Sales and Use Tax Compliance for Small Sellers a Concern for Supreme Court When Considering South Dakota v. Wayfair

This past Tuesday April 17th the Supreme Court of the United States heard oral arguments in the case of South Dakota v. Wayfair, Inc. It’s not often that our country’s highest Court hears a case about state sales and use tax. In fact, the last significant sales and use tax case heard by the Supreme Court was Quill Corp. v. North Dakota in 1992 which set the precedent that out of state retailers are not required to register and collect sales and use tax unless they have a physical presence in a state. Obviously, much has changed in the online retail market since that landmark 1992 ruling.

In some ways it was a surprise that South Dakota v. Wayfair, Inc. was taken up by the Court because on its face the South Dakota law appears to clearly contradict Quill. In fact, the South Dakota Legislature acknowledged that the law may be unconstitutional at the time it was drafted. Regardless, the law was enacted, controversy arose and after a rather quick escalation through the state and U.S. Court Systems South Dakota petitioned the Supreme Court with a writ of certiorari in October 2017. The petition was granted in January 2018. Because the Supreme Court accepted a case that appears to relate to a matter previously decided, much speculation abounds that South Dakota has the advantage and that the Court would like to overturn Quill. Further support for this line of reasoning can be inferred from Justice’s Gorsuch’s concurrence in a 2016 case regarding Colorado’s requirement for out of state sellers to bear some responsibility for sales and use tax compliance reporting. At the time, Justice Gorsuch was a Judge at the U.S. Court of Appeals for the Tenth Circuit in Denver, CO. Additionally, the position taken by Justice Kennedy in his 2015 concurring opinion in denying the writ of certiorari in Direct Marketing Association v. Brohl clearly demonstrates his support to reconsider Quill noting the “changes in technology and consumer sophistication” which have taken place since 1992.

This past Tuesday there was much concern expressed by the Supreme Court Justices about “small sellers” and the sales and use tax compliance burden that may be placed on them if Quill were to be overturned.

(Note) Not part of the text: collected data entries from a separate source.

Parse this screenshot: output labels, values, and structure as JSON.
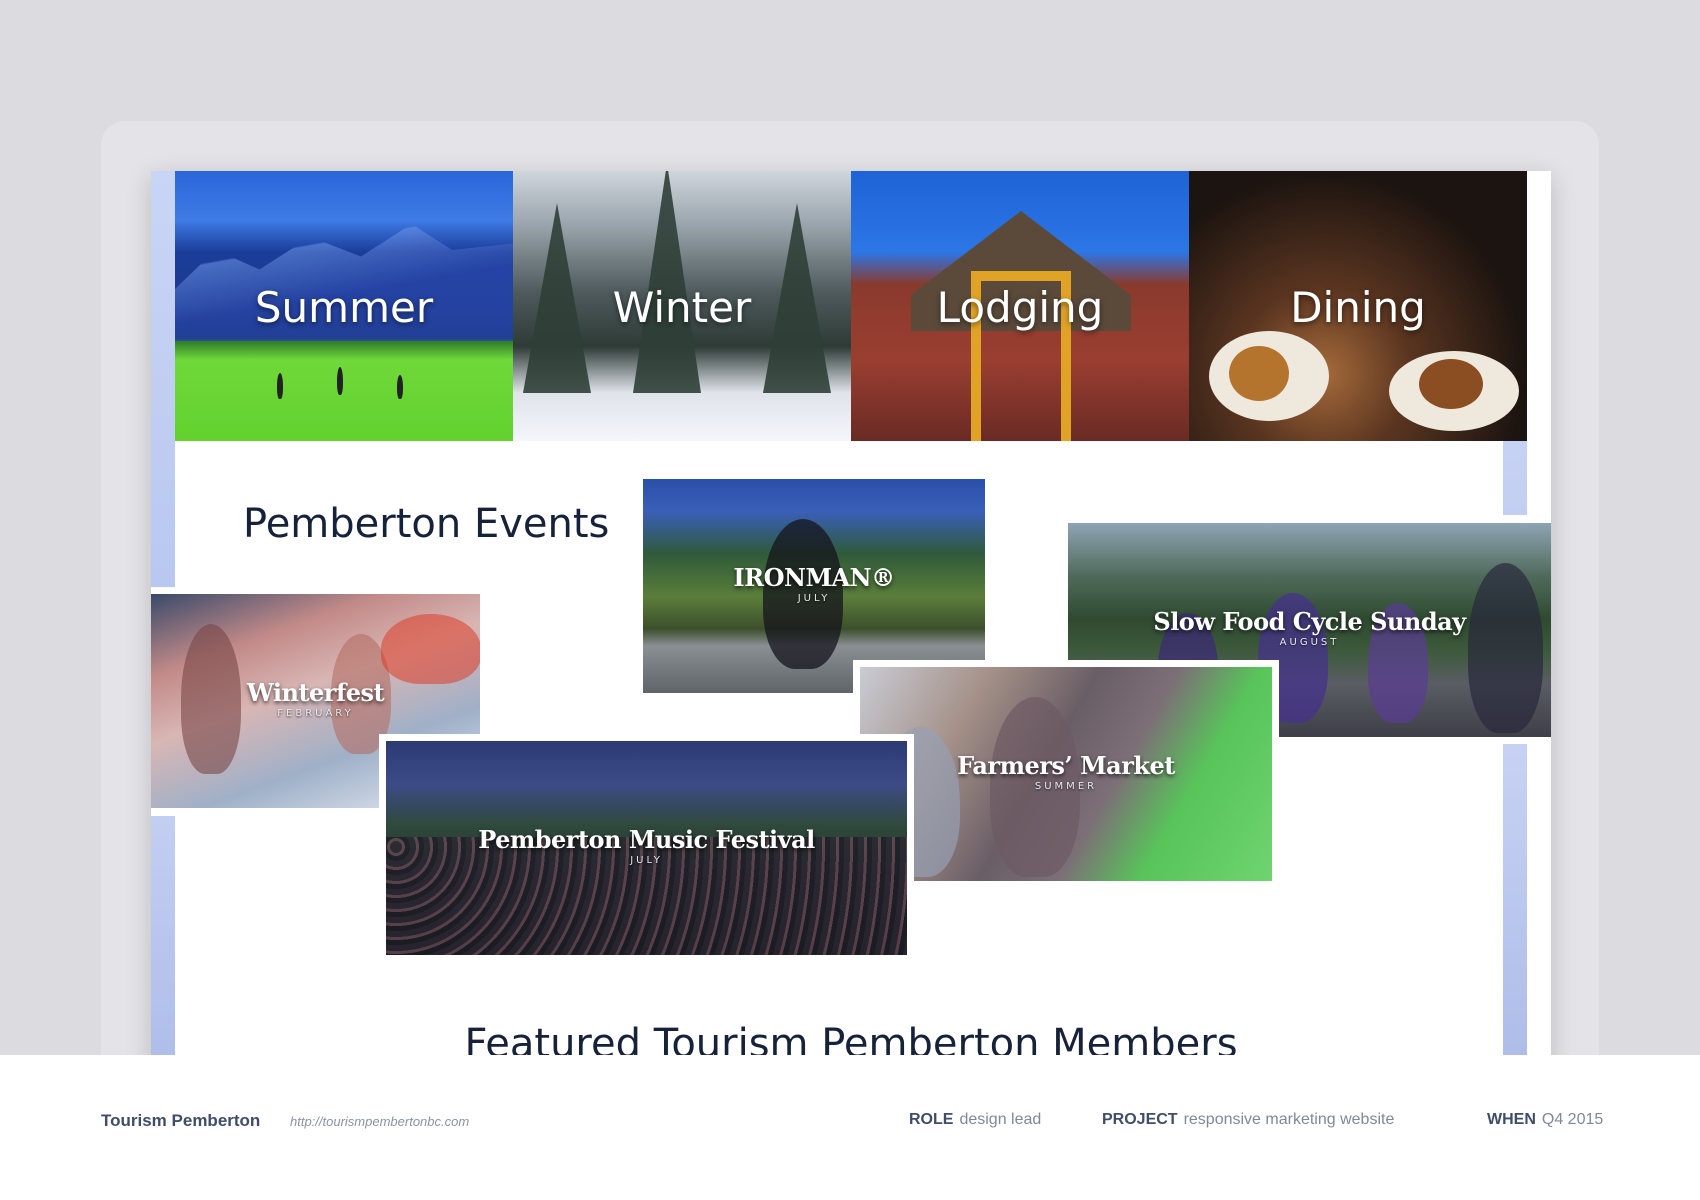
{
  "categories": [
    {
      "label": "Summer"
    },
    {
      "label": "Winter"
    },
    {
      "label": "Lodging"
    },
    {
      "label": "Dining"
    }
  ],
  "events_section": {
    "title": "Pemberton Events",
    "events": {
      "ironman": {
        "name": "IRONMAN®",
        "month": "JULY"
      },
      "slow_food": {
        "name": "Slow Food Cycle Sunday",
        "month": "AUGUST"
      },
      "winterfest": {
        "name": "Winterfest",
        "month": "FEBRUARY"
      },
      "farmers_market": {
        "name": "Farmers’ Market",
        "month": "SUMMER"
      },
      "music_festival": {
        "name": "Pemberton Music Festival",
        "month": "JULY"
      }
    }
  },
  "featured": {
    "title": "Featured Tourism Pemberton Members"
  },
  "caption": {
    "title": "Tourism Pemberton",
    "url": "http://tourismpembertonbc.com",
    "role_label": "ROLE",
    "role_value": "design lead",
    "project_label": "PROJECT",
    "project_value": "responsive marketing website",
    "when_label": "WHEN",
    "when_value": "Q4 2015"
  },
  "colors": {
    "page_background": "#dcdce0",
    "accent_stripe": "#b9c8f0",
    "heading_text": "#16213a"
  }
}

Much of the concern relates to whether the Wayfair ruling would be prospective or retroactive. South Dakota ceded ten of its thirty allotted minutes before the Court to Malcolm L. Stewart, Deputy Solicitor General for the U.S. When asked by the Court, Mr. Stewart left no doubt that in his mind the ruling would have to be retroactive. All businesses that currently sell to out of state markets and are relying on Quill’s physical presence test shudder at what this could mean for them financially.

The Court seems to be aware of this potential financial pitfall for businesses that would all of a sudden find themselves out of compliance with sales and use tax reporting requirements. Some Justices appear to feel that the problems of sales and use tax registration and ongoing sales and use tax compliance reporting would be solved in the marketplace by entrepreneurs through software or additional service offerings. Other Justices appear concerned about the potential for states and other jurisdictions to go back and try and recoup as much money as possible from businesses that previously had no requirement to report sales and use tax.

While it appears that the final decision is too close to call at this time, the discussion from the Courtroom this past Tuesday was very interesting. A full transcript of the oral arguments can be found here. A ruling is expected near the end of June 2018.